Much speech has little reason; that is, we say things just to say them without intention for response.
Am I leveraging information - true or false - to gain that response?
Lots of talk is just blabber, relational connection, or the simple conveyance of information in a context that does not require compulsion. Ordering a steak off the menu is just that. Worshipping God in song is simply that, unless of course you are doing it toward another person to compel their response to God in that moment. The direction and motivation determines the category.
Am I willing to elevate my efforts across different channels
A poem about a flower may have an intended response (pay me for my poetry, smile, ponder life, etc) but it is not propagandistic unless it is part of a broader influence movement.
Obviously there are other categories with significant overlap. Entertainment, religion in general, coaching, you name it: all contain propagandistic elements or are themselves a form of propaganda. Again, I would be open to any pushback that says “this is too broad of a definition,” but I find it helpful to remove the moral judgement that propaganda is always bad and instead identify that propaganda is motivated speech, and just how often our speech is motivated and even manipulative in nature.
Propaganda Is Not Inherently Good or Bad
Propaganda is not, on its face, a negative thing, despite the negative connotations of the word. I find that loosening the bounds of propaganda away from an inherent assumption of evil intention or manipulation helps us to more honestly identify and evaluate the way propaganda works. It also helps us to run our propaganda machines through ethical tests I hope to unpack in the future, asking questions like
Was this propaganda for the glory of God or some other intended outcome?

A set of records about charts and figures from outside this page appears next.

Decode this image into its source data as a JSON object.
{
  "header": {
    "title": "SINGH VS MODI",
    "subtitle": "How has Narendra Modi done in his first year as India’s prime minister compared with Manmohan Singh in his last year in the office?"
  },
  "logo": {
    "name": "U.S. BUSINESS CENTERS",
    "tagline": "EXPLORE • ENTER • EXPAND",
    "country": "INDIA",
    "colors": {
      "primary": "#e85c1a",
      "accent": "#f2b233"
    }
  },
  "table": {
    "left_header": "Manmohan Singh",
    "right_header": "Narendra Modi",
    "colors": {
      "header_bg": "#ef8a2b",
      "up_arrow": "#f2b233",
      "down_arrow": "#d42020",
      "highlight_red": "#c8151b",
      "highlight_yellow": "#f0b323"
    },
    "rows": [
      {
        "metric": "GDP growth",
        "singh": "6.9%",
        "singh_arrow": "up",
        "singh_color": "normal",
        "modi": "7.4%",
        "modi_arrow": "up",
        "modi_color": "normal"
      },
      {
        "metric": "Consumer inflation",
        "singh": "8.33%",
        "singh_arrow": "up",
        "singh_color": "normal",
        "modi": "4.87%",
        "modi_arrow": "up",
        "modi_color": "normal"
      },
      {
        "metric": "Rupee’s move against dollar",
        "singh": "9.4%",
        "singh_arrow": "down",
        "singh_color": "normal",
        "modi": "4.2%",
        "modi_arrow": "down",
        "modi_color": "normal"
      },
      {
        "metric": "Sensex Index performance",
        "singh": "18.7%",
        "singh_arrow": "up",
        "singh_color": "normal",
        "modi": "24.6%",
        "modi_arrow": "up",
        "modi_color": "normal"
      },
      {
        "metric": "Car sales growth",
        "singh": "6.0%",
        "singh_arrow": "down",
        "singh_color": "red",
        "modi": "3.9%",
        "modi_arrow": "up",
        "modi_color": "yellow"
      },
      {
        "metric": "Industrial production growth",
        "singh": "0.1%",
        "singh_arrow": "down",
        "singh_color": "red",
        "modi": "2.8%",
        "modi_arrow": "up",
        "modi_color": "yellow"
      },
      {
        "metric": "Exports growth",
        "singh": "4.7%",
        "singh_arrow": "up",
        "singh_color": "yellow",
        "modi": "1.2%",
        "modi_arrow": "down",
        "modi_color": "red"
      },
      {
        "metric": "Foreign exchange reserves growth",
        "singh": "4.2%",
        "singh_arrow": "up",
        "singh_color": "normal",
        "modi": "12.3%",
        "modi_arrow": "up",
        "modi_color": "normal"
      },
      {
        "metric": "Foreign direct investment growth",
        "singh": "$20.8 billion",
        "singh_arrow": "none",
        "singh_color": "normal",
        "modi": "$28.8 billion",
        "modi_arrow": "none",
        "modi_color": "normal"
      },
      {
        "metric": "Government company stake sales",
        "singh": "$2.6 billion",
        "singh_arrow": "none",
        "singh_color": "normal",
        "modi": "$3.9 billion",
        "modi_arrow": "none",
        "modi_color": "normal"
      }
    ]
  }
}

Does this propaganda include lies or leave out information that would protect people from harm?
Does the mechanism of propaganda being employed denigrate the humanity of the listener by seeking to trick them or force an unnatural emotional response?
The moral determination of propaganda is no different than something like eating, exercize, or sex. What is it used for? Who is doing it? How is it happening? What is the content? Etc. Ultimately, propaganda faces the 1 Corinthians 10:31 test:
So, whether you eat or drink, or whatever you do, do all to the glory of God
This comprehensive evaluation asks if the method, content, goals, and impact of an action are for the Glory of God or not. If not, the action cannot be called good.
So let’s hold up the concept of propaganda to the light of Scripture and the ongoing work of the Holy Spirit in our lives and see just how deeply we are affected by the movements of fact and fiction by those clamoring for our responses.
Key Points
Propaganda Gaining an Intended Response through the Dissemination of Selective (Dis)Information Across Expanding Information Channels
Propaganda is not in itself good or bad: the morality of propaganda is determined by end, means, motive, and impact
Recognizing just how much of our lives is shaped by propaganda allows us to reconsider our beliefs and carefully examine how we propagandize others
Questions for Consideration
Do you agree with my definition of propaganda?
Do you think that propaganda is as pervasive as I do?
How do you see propaganda at work in your life?
To what extent do you participate in spreading propaganda?